As additional information, we have compared times to converge at $D=2.63$m${}^2·$s${}^{-1}$ using the adaptive procedure described above (Figure 5) and a uniform mesh with element size equal to the size of the smallest element provided by the adaptive procedure. Doing that, the respective meshes are composed by 3219 and 98,372 elements, respectively. The corresponding times to converge are respectively equal to 126.51 s and 5488 s, which corresponds to an increase of a factor 43 when using a uniform mesh. Naturally, this is only informative since uniform meshes are rarely used, but the time to accurately design a mesh for each value of the diffusion coefficient when lowering it can be long and impossible to estimate depending on the user’s skills. The automatic design of the mesh, which does not require any adjustment by hand during the iterative process is clearly a great advantage of this procedure.

6. Conclusions

This paper presents a high-order solver based on the Hybrid Discontinuous Galerkin method to perform plasma simulations in tokamak. It solves a 2D fluid transport model for the density, parallel momentum, and the total energy for a deuterium plasma. This model is relevant with those currently implemented in fluid codes used in the fusion community. The main features of this solver are the use of unstructured meshes together with a high-order spatial approximation which allows for misaligning the discretization from the magnetic field, unlike what is required in lower-order numerical schemes in order to control the spurious numerical diffusion due to the strong anisotropy of the flow. Thus, realistic tokamak wall geometries as well as magnetic equilibriums of complex shape and eventually unsteady can be accurately treated.

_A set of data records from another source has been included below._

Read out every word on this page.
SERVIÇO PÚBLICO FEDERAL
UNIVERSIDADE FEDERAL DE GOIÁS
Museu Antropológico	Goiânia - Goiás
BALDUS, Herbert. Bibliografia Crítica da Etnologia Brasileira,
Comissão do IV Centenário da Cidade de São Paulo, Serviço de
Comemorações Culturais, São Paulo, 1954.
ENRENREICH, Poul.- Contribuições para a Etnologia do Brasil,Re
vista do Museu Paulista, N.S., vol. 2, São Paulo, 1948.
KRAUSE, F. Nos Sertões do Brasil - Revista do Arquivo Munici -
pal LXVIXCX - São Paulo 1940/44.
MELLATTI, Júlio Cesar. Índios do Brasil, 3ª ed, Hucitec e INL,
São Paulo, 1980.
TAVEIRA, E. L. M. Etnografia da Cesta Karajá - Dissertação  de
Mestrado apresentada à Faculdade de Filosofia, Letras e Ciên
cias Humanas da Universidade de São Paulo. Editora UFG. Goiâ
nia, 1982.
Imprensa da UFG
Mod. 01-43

The code development is still in progress. In this paper, we have generalized the treatment of the cross-field diffusion terms. The possibility to handle diffusion coefficients chosen independently for each variable is a real improvement in the modeling of the cross-field turbulent transport. To progress toward better numerical performance, the first steps of an h-refinement technique have been introduced to optimize the mesh design and save on CPU time and memory. Involving an error indicator based on spurious oscillations related to aliasing error, the mesh is refined locally and automatically around steep gradients of the solution that allows for efficiently damping the oscillations. This technique allows for saving CPU time, and clearly improves the stability and the robustness of the algorithm.

This work is thus a step forward in the development of a very efficient and accurate numerical solver able to solve a 2D transport fluid model in realistic tokamak configurations relevant for the operation.